CO₂ injection into shale oil reservoirs has gained widespread attention as it not only enhances oil recovery but also facilitates the geological storage of CO₂. Shale oil reservoirs are characterized by numerous nanopores, and the resident fluid exhibits unique phase behavior due to nanoconfinement effects, resulting in the failure of the traditional theoretical model and microfluidic experiment in depicting the minimum miscible pressure (MMP) of CO₂–shale oil in nanopores. This study proposes a method for calculating the MMP of CO₂–shale oil in nanopores. It combines the three-phase equilibrium calculation method of gas phase–liquid phase–adsorbed phase with the multiple mixing cell (MMC) method. The method considers capillary pressure and corrects the critical properties influenced by the nano-limited domain effect. Using this approach, the phase behavior of CO₂–shale oil in nanopores and the MMP are investigated. It is found that as the pore radius decreases, the area of the two-phase region surrounded by the phase envelope of multicomponent fluids gradually shrinks.

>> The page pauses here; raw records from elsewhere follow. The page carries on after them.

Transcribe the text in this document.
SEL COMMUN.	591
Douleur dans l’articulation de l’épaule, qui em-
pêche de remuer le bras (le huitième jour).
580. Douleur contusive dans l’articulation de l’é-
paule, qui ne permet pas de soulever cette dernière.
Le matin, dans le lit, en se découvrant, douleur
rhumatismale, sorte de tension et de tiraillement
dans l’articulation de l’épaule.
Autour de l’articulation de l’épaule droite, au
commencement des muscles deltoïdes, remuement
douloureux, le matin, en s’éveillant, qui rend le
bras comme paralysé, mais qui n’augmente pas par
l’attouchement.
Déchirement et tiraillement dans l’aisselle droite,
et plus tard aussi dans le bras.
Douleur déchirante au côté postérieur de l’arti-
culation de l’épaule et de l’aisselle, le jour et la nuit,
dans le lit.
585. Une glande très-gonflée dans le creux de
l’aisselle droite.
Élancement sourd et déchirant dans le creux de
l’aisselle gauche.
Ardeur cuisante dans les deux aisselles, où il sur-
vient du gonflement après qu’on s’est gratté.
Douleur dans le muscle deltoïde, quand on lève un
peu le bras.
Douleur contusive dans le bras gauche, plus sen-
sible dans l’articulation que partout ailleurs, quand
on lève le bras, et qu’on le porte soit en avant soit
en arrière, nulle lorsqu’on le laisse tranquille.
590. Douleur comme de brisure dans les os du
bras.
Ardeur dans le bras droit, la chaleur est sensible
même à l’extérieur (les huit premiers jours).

The smaller the pore radius, the more significant the shrinkage of the two-phase region. The entire phase envelope and the critical point shift to the left and down on the coordinates, and this phenomenon is more pronounced for pore radii less than 20 nm. The presence of CO₂ increases the system’s critical condensation pressure and decreases the critical condensation temperature. The MMP of the 6-component system of CO₂–shale oil for a pore radius of 5 nm in this paper is 63.7 bar at 101°C.